As a further advantage, in those embodiments where an anesthetic agent is used, the invention may reduce the pain associated with some existing transurethral ablation techniques. Also, the invention offers a localized treatment for alleviation of pain. This embodiment of the invention also eliminates the need for a transperineal prostatic block, sedation or general anesthesia. The most common block is the perineal prostatic block which typically is done under ultrasound guidance. The invention removes the need to have an ultrasound device to deliver pain medication, and removes the need for additional equipment, e.g., syringe and needle, to deliver the perineal prostatic block. In this manner, the invention simplifies delivery of pain relief along with ablation delivery.
The preceding specific embodiments are illustrative of the practice of the invention. It is to be understood, therefore, that other expedients known to those skilled in the art or disclosed herein may be employed without departing from the invention or the scope of the claims. For example, the present invention further includes within its scope methods of making and using systems for transurethral ablation, as described herein.

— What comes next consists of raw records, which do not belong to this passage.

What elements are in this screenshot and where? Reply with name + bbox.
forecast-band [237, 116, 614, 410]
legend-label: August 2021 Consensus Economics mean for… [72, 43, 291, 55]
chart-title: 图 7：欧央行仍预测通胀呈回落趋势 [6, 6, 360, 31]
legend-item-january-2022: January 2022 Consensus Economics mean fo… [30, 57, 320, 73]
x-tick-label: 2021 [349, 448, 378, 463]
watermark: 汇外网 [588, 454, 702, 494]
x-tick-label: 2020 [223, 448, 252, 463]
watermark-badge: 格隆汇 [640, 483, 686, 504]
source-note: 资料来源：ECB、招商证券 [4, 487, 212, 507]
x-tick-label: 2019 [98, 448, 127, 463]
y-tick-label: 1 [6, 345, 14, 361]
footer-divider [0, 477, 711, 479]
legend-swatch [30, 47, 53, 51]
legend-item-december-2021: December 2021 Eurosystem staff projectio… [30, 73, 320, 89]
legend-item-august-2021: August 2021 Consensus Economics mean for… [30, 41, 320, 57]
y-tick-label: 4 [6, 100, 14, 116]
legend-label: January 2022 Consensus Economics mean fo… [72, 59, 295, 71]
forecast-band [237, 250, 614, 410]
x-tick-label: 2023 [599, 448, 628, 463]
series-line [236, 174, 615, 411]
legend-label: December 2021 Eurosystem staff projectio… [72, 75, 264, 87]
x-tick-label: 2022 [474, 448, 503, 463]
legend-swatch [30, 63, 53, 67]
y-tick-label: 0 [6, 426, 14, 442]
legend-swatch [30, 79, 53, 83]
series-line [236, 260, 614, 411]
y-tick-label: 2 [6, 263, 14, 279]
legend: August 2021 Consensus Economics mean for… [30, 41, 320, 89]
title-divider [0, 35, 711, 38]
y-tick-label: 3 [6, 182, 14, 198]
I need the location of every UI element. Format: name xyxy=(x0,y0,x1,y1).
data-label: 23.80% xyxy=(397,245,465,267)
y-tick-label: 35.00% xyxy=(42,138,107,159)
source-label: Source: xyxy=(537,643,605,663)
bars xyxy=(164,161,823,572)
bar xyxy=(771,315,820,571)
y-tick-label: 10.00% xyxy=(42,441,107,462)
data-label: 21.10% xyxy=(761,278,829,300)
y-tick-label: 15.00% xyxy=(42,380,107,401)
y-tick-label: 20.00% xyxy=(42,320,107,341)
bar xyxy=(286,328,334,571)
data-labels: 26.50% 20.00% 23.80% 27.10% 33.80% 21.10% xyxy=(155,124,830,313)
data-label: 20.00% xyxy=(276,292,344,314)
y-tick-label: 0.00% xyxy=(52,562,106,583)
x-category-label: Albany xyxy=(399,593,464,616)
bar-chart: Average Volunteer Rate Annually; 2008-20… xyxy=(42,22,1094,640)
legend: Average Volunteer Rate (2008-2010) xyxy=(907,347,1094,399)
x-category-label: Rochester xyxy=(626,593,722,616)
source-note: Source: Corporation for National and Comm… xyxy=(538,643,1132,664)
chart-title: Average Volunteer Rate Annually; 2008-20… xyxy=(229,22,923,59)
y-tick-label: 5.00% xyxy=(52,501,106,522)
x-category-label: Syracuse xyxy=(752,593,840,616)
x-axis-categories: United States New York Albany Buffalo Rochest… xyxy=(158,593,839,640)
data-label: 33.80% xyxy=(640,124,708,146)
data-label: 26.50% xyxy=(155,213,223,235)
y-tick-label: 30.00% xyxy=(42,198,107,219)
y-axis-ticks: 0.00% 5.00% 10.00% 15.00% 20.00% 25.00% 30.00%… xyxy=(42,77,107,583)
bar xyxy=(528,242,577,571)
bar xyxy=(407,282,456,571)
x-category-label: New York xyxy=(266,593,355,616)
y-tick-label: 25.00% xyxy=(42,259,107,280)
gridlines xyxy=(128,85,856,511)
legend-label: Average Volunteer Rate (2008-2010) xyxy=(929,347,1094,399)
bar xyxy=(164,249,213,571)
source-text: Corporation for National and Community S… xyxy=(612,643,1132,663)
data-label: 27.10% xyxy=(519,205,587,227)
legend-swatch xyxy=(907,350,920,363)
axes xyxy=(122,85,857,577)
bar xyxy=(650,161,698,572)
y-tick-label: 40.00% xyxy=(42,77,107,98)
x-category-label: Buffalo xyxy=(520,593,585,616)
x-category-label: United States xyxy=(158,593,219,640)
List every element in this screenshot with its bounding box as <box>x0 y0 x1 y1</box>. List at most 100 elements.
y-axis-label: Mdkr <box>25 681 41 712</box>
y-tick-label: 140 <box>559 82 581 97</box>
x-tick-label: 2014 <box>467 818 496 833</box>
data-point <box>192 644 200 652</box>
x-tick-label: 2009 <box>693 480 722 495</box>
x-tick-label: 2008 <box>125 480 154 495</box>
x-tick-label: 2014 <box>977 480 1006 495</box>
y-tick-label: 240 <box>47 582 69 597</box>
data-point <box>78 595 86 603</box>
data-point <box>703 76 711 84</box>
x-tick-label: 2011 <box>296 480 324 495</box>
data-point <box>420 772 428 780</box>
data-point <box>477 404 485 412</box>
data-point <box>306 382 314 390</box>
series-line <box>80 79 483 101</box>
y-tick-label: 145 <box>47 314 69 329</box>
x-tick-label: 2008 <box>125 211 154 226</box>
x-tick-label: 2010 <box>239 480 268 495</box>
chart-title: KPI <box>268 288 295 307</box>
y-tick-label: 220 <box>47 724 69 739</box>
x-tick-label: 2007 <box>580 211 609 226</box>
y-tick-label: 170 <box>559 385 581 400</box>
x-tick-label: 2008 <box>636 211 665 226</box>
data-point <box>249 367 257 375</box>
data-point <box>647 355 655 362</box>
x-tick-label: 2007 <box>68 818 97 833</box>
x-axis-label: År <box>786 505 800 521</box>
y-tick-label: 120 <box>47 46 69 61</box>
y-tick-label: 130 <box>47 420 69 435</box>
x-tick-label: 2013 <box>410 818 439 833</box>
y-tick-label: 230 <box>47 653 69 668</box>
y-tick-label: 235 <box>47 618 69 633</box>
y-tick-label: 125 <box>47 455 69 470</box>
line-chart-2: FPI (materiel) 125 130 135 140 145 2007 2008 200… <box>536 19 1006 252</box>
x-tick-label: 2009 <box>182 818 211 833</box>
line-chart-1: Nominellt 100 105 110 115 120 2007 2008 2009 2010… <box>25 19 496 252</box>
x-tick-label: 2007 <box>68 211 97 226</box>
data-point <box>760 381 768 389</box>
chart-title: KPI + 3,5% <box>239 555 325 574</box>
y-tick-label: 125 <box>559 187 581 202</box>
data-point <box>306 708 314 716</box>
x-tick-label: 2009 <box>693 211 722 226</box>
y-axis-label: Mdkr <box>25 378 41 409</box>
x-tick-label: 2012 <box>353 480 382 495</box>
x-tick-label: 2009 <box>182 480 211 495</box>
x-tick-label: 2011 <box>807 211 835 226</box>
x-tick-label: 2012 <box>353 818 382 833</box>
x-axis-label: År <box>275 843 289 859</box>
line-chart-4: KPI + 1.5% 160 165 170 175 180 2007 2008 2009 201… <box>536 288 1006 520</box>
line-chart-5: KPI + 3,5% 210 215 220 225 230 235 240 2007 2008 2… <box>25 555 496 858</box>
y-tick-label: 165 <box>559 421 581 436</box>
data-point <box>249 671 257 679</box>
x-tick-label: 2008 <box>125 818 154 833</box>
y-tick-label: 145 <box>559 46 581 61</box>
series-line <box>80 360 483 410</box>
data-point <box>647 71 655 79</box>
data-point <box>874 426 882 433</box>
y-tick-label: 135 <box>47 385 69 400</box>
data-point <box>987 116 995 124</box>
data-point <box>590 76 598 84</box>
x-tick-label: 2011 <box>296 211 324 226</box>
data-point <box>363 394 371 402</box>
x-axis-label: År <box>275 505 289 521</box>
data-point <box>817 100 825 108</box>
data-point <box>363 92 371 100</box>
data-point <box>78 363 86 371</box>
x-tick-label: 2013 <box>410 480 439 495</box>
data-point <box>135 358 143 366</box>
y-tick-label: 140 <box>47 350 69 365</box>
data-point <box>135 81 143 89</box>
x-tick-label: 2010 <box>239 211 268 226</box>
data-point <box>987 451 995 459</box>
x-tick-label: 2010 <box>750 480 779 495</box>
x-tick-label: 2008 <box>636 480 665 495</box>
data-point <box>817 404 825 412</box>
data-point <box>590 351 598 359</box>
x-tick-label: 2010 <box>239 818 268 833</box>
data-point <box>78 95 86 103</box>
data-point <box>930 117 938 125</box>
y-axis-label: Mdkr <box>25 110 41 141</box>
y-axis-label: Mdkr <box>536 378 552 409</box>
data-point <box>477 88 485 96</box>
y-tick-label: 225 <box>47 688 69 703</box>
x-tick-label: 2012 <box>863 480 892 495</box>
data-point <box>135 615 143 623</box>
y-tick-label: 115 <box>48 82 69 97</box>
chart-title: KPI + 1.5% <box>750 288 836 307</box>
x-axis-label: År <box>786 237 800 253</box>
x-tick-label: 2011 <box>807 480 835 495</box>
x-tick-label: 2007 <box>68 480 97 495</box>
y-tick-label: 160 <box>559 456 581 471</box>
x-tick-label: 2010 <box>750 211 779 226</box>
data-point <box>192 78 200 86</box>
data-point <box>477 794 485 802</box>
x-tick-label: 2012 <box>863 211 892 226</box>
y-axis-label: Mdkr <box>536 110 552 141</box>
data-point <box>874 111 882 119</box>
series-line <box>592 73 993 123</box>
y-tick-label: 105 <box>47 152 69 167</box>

In the claims, means-plus-function clauses are intended to cover the structures described herein as performing the recited function and not only structural equivalents but also equivalent structures. Thus, although a nail and a screw may not be structural equivalents in that a nail employs a cylindrical surface to secure wooden parts together, whereas a screw employs a helical surface, in the environment of fastening wooden parts a nail and a screw are equivalent structures.
Many embodiments of the invention have been described. Various modifications may be made without departing from the scope of the claims. These and other embodiments are within the scope of the following claims.